Estimates from SemiAnalysis, a chip consultancy, suggest that Nvidia made $12 billion in sales in China last year by distributing 1 million of its H20 chips in the country, selling twice as many AI chips as Huawei with its Ascend 910B.
“Nvidia’s China-specific H20 GPUs make up the majority of AI chips sold in China. But the lead is narrowing fast as Huawei ramps up production capacity,” said Dylan Patel, chief analyst at SemiAnalysis.
Industry insiders warned that Huawei’s AI chip push was also being limited by insufficient supply, with two potential customers telling the Financial Times they were unable to secure the chips.
Huawei did not respond to a request for comment. Nvidia declined to comment.
Analysts have said Huawei’s production is likely to face challenges due to US export controls that have left Chinese factories dependent on outdated chip-making equipment.

The focus on inference also points to an emerging dynamic in Chinese AI that differs from the US. Washington’s export controls mean Chinese AI players are not involved in the same race as Silicon Valley rivals Meta, x.AI and Elon Musk’s OpenAI to build mega-arrays of cutting-edge GPUs of Nvidia.
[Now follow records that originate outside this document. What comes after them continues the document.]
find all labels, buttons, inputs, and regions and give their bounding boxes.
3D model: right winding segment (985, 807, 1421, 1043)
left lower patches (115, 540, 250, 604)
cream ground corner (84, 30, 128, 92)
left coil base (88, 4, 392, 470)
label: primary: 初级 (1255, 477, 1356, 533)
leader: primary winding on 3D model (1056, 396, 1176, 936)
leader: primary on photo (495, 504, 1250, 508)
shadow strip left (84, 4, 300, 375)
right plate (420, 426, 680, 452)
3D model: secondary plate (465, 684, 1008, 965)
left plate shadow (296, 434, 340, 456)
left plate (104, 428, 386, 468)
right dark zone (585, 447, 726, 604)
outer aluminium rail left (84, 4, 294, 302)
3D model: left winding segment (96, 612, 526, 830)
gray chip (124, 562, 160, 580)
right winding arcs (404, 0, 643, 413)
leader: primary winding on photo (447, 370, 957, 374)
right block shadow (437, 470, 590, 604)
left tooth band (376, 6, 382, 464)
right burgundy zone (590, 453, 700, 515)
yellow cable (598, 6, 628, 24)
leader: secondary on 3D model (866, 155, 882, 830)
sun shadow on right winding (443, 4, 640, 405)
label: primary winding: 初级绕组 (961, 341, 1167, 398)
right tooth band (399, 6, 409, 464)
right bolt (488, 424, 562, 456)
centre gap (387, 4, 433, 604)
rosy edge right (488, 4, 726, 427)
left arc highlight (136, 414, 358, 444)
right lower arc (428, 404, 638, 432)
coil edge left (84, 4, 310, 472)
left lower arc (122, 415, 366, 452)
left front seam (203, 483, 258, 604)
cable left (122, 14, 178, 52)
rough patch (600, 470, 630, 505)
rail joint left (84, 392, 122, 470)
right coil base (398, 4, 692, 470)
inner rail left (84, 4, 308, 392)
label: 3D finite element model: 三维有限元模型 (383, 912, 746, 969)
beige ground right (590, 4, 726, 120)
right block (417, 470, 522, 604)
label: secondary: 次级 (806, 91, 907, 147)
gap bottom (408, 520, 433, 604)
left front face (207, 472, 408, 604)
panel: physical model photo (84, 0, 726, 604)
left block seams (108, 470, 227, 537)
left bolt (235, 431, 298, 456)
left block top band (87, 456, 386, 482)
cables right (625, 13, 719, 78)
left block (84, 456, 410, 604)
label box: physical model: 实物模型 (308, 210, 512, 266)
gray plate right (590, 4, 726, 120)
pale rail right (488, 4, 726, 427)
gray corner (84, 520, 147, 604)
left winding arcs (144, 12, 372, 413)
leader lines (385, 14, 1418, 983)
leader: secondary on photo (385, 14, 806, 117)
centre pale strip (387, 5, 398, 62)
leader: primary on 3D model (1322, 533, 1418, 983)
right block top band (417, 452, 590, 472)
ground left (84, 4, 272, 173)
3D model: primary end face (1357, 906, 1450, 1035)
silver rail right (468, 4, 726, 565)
“Chinese companies are playing a different game. They are paying much more attention to inference than the US, because it is possible to achieve large gains in efficiency even with less powerful chips, which also means they can reach commercialization faster,” the analyst said. of Bernstein, Lin.
Chinese companies are betting that they can stay competitive in AI by lowering the cost of inference, which in turn makes AI applications cheaper to run, he said.
Last month, Hangzhou and Beijing-based start-up DeepSeek released its V3 model, which attracted attention due to its low training and inference costs compared to comparable models in the US.
The company proposed a new way for an AI model to selectively focus on particular pieces of input data as a way to reduce the costs of running the model. It also used the “Expert Mixing” technique popular with other Chinese AI businesses, which also helps speed up completion as only part of the model is used to generate an answer.
DeepSeek said Huawei had successfully adapted the V3 to the Ascend, providing detailed instructions for developers on how to use the chip. The FT previously reported that Huawei had sent engineers to help customers migrate from Nvidia to Ascend.